Adam Estrada had a memorable senior year.
But it certainly wasn’t the way he expected it to go.
Estrada entered the spring season a feared hitter on the Archbishop Ryan High School baseball team. And even though last year he was on the pitching staff, he never got on the mound. Instead, he just raked at the plate and made First-Team All-Catholic for his monster offensive numbers.
But those numbers did little to help the Raiders. They finished 2-10 and when the playoffs started, they were watching.
“I worked out with the pitchers, but I didn’t get to throw at all,” said Estrada, who lives in Frankford. “Even when the games weren’t going well, they wouldn’t put me in, they would put in a starter. I wasn’t really a pitcher, I just was on the staff. I was there if they needed someone. Just really an extra arm.”
This year, the Raiders had a much different team, and the arms weren’t as plentiful, so Estrada became a closer.
And he was quite good at it, too.
Working mostly out of the pen, Estrada went 2-0 with a 1.21 earned run average and a save for the Raiders. Not bad for a guy who was just an extra arm.
“I didn’t like pitching, I actually loved it,” said Estrada, who started at first base. “I just worked on it a lot. I didn’t work on it too much during the offseason because I was bowling, but I think that really helped me. I was throwing a 15-pound ball all winter, so that made my arm stronger.

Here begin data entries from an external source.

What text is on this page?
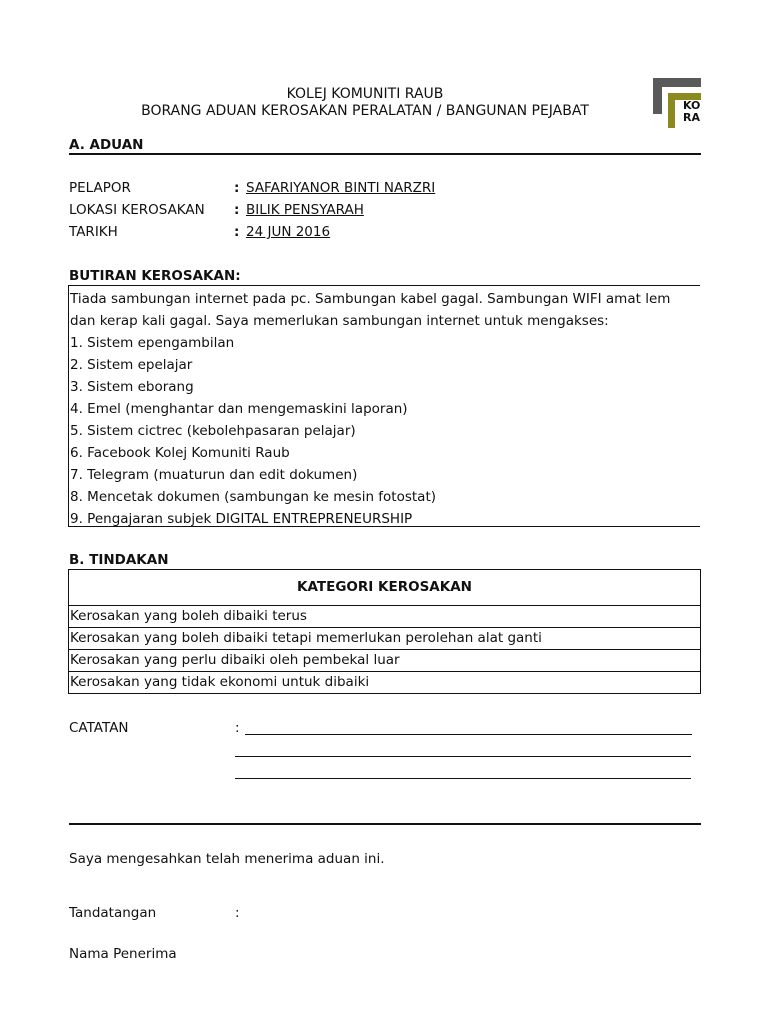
KOLEJ KOMUNITI RAUB
BORANG ADUAN KEROSAKAN PERALATAN / BANGUNAN PEJABAT	KO
RA
A. ADUAN
PELAPOR	: SAFARIYANOR BINTI NARZRI
LOKASI KEROSAKAN : BILIK PENSYARAH
TARIKH	: 24 JUN 2016
BUTIRAN KEROSAKAN:
Tiada sambungan internet pada pc. Sambungan kabel gagal. Sambungan WIFI amat lem
dan kerap kali gagal. Saya memerlukan sambungan internet untuk mengakses:
1. Sistem epengambilan
2. Sistem epelajar
3. Sistem eborang
4. Emel (menghantar dan mengemaskini laporan)
5. Sistem cictrec (kebolehpasaran pelajar)
6. Facebook Kolej Komuniti Raub
7. Telegram (muaturun dan edit dokumen)
8. Mencetak dokumen (sambungan ke mesin fotostat)
9. Pengajaran subjek DIGITAL ENTREPRENEURSHIP
B. TINDAKAN
KATEGORI KEROSAKAN
Kerosakan yang boleh dibaiki terus
Kerosakan yang boleh dibaiki tetapi memerlukan perolehan alat ganti
Kerosakan yang perlu dibaiki oleh pembekal luar
Kerosakan yang tidak ekonomi untuk dibaiki
CATATAN	:
Saya mengesahkan telah menerima aduan ini.
Tandatangan	:
Nama Penerima
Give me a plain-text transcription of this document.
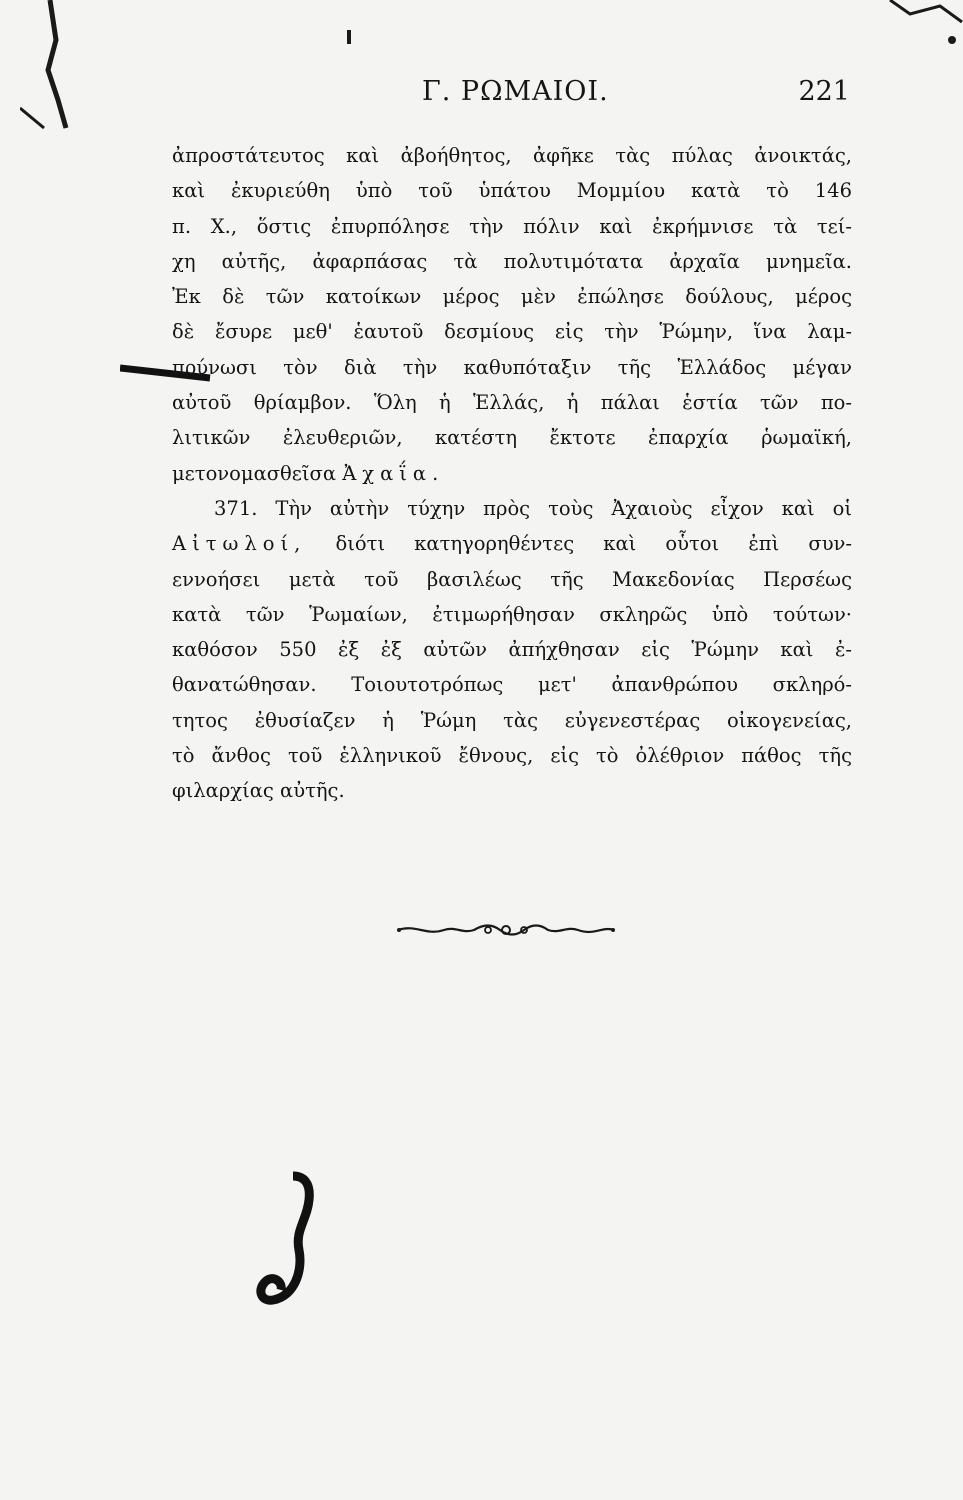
Γ. ΡΩΜΑΙΟΙ.	221
ἀπροστάτευτος καὶ ἀβοήθητος, ἀφῆκε τὰς πύλας ἀνοικτάς,
καὶ ἐκυριεύθη ὑπὸ τοῦ ὑπάτου Μομμίου κατὰ τὸ 146
π. Χ., ὅστις ἐπυρπόλησε τὴν πόλιν καὶ ἐκρήμνισε τὰ τεί-
χη αὐτῆς, ἀφαρπάσας τὰ πολυτιμότατα ἀρχαῖα μνημεῖα.
Ἐκ δὲ τῶν κατοίκων μέρος μὲν ἐπώλησε δούλους, μέρος
δὲ ἔσυρε μεθ' ἑαυτοῦ δεσμίους εἰς τὴν Ῥώμην, ἵνα λαμ-
πρύνωσι τὸν διὰ τὴν καθυπόταξιν τῆς Ἑλλάδος μέγαν
αὐτοῦ θρίαμβον. Ὅλη ἡ Ἑλλάς, ἡ πάλαι ἑστία τῶν πο-
λιτικῶν ἐλευθεριῶν, κατέστη ἔκτοτε ἐπαρχία ῥωμαϊκή,
μετονομασθεῖσα Ἀχαΐα.
371. Τὴν αὐτὴν τύχην πρὸς τοὺς Ἀχαιοὺς εἶχον καὶ οἱ
Αἰτωλοί, διότι κατηγορηθέντες καὶ οὗτοι ἐπὶ συν-
εννοήσει μετὰ τοῦ βασιλέως τῆς Μακεδονίας Περσέως
κατὰ τῶν Ῥωμαίων, ἐτιμωρήθησαν σκληρῶς ὑπὸ τούτων·
καθόσον 550 ἐξ ἐξ αὐτῶν ἀπήχθησαν εἰς Ῥώμην καὶ ἐ-
θανατώθησαν. Τοιουτοτρόπως μετ' ἀπανθρώπου σκληρό-
τητος ἐθυσίαζεν ἡ Ῥώμη τὰς εὐγενεστέρας οἰκογενείας,
τὸ ἄνθος τοῦ ἑλληνικοῦ ἔθνους, εἰς τὸ ὀλέθριον πάθος τῆς
φιλαρχίας αὐτῆς.
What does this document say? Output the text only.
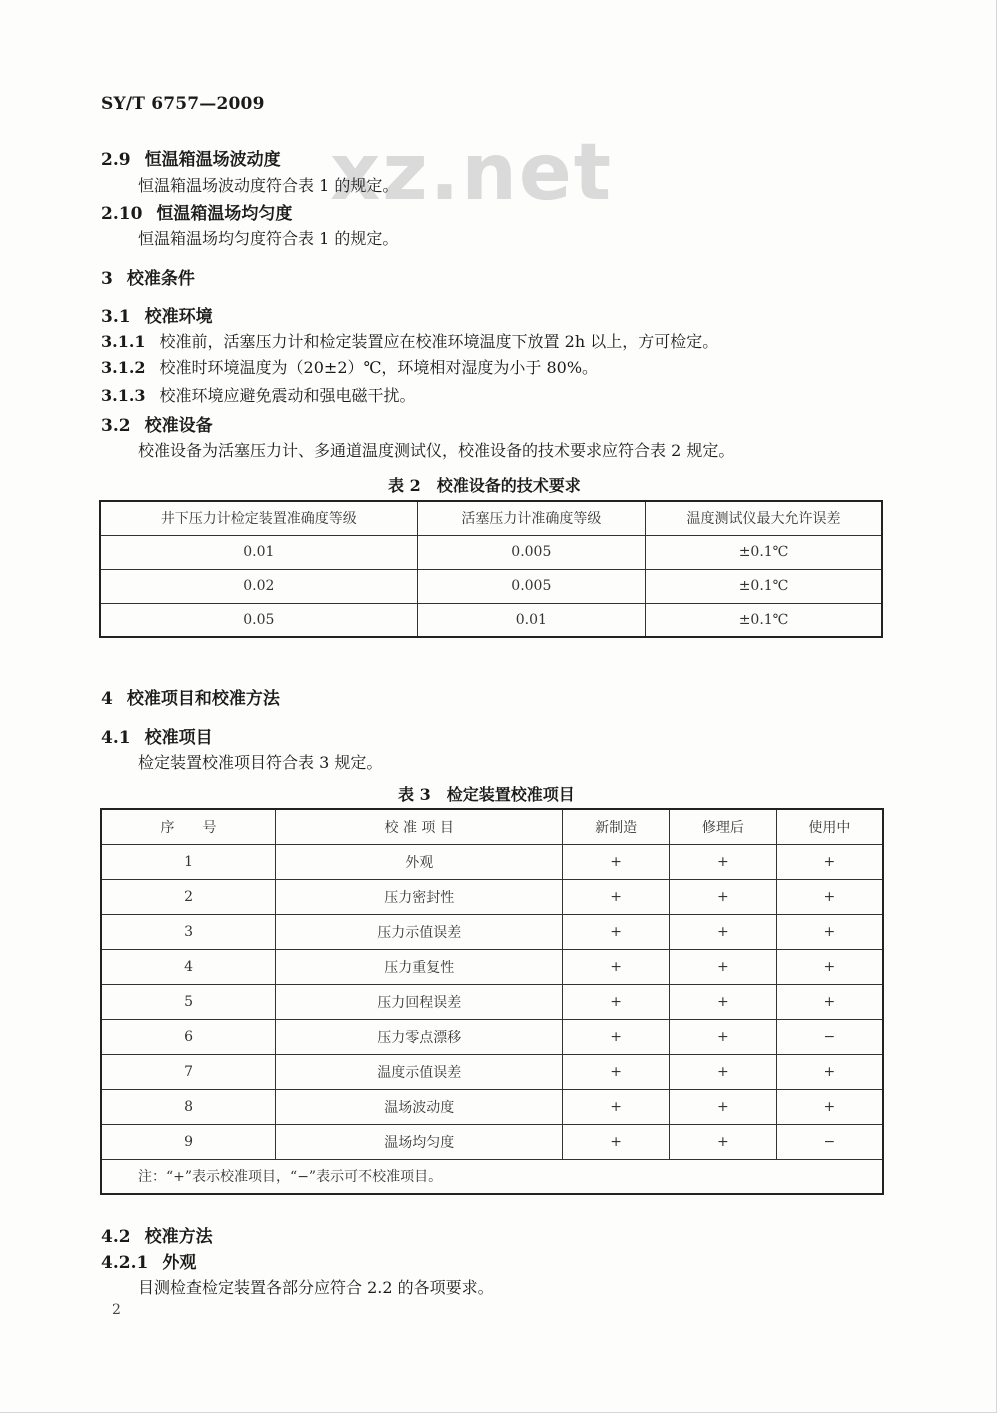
SY/T 6757—2009
xz.net
2.9 恒温箱温场波动度
恒温箱温场波动度符合表 1 的规定。
2.10 恒温箱温场均匀度
恒温箱温场均匀度符合表 1 的规定。
3 校准条件
3.1 校准环境
3.1.1 校准前，活塞压力计和检定装置应在校准环境温度下放置 2h 以上，方可检定。
3.1.2 校准时环境温度为（20±2）℃，环境相对湿度为小于 80%。
3.1.3 校准环境应避免震动和强电磁干扰。
3.2 校准设备
校准设备为活塞压力计、多通道温度测试仪，校准设备的技术要求应符合表 2 规定。
表 2 校准设备的技术要求
井下压力计检定装置准确度等级	活塞压力计准确度等级	温度测试仪最大允许误差
0.01	0.005	±0.1℃
0.02	0.005	±0.1℃
0.05	0.01	±0.1℃
4 校准项目和校准方法
4.1 校准项目
检定装置校准项目符合表 3 规定。
表 3 检定装置校准项目
序　　号	校 准 项 目	新制造	修理后	使用中
1	外观	+	+	+
2	压力密封性	+	+	+
3	压力示值误差	+	+	+
4	压力重复性	+	+	+
5	压力回程误差	+	+	+
6	压力零点漂移	+	+	−
7	温度示值误差	+	+	+
8	温场波动度	+	+	+
9	温场均匀度	+	+	−
注：“+”表示校准项目，“−”表示可不校准项目。				
4.2 校准方法
4.2.1 外观
目测检查检定装置各部分应符合 2.2 的各项要求。
2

“I started out throwing about 78 (mph) and I ended up hitting 84. That was just from getting my arm stronger. And I was never a strikeout pitcher, I was just throw it and let the defense take care of it, but I had 21 strikeouts in 14 innings. That was better than I thought. I didn’t expect to have those kinds of numbers, it just happened. I didn’t think I’d be a good pitcher, but it just worked out.”
His arm was one of the reasons the Raiders had a strong season, but he’s quick to point out he was far from alone.
Together, the team reached heights few expected it to when the season began.
Ryan went 7-6 in Catholic League play, good enough for eighth place. The Raiders then went on to play Neumann-Goretti in the first round of the playoffs, and defeated the Saints 1-0 on Saturday in the first half of a doubleheader at La Salle. The Explorers were waiting for the winners, and the defending Catholic League champions, who finished in first place during the season, defeated Ryan 3-0 in a quarterfinal. The loss ended Ryan’s season, and while he’s disappointed the season came to an end, Estrada couldn’t be happier with the way his boys went out.
“This was probably a better year than anyone expected,” Estrada said. “I don’t think I’ve ever been around a team like this. We weren’t a team, we were brothers. We all had each other’s back, completely.
“This wasn’t a good year for me, at least at the plate. I didn’t expect to have the kind of season I did. It wasn’t a good one for me. Last year, I was much better. But when I was down, my teammates picked me up. They helped me by encouraging me and they helped by hitting. We had a lot of guys hit great this year. It was a team. It wasn’t one or two guys.”
That couldn’t have worked out better for Estrada, even if he didn’t enjoy the same type of season he had a year ago. Last year, he hit better than .400. This year, he hit .341, and instead of making First-Team All-Catholic, he was a Third-Team selection.
“I said at the beginning of the season, I would rather sit the bench on a winning team than win the MVP on a bad team,” Estrada said. “I started out really bad, I just didn’t attack the ball like I need to. Then they moved me to leadoff, and I saw better pitches. The coaches knew me, but they pitched me different (at the third spot) than at leadoff. That helped me, and I started to hit better.
“This year, we all played better, and that’s all I cared about. Last year, I was better, but the team wasn’t. We had problems. This year, we were all playing for the same goal and we ended up having a great season.”
Estrada will always be a Raider, but he’s set to put on a new uniform next year when he attends the University of the Sciences on a combo baseball and academic scholarship.
There, he plans on majoring in health sciences and if everything goes as planned, he’ll work in sports when he gets out.
“I’ve never been hurt too bad, but I’ve been hurt before,” Estrada said. “I want to be able to help people who are hurt. I know how bad it feels when you can’t play. They’ll want to get better and get back on the field. That keeps you in sports, but it’s a good job and you can make a lot of money. It’s perfect.”
He also hopes to continue to play well on the diamond. He’ll likely play first base, but if needed, he’ll be ready to pitch.
He won’t, however, pick up strikes of the other kind. His bowling days, at least for a school, are over.
“I’ll always do it,” said Estrada, who rolled a 289 during the season. “I think I’ll be pretty busy with school and baseball. I know school will be hard and so will playing college baseball. But I’m ready. I’ll miss Ryan a lot, but I’m excited.”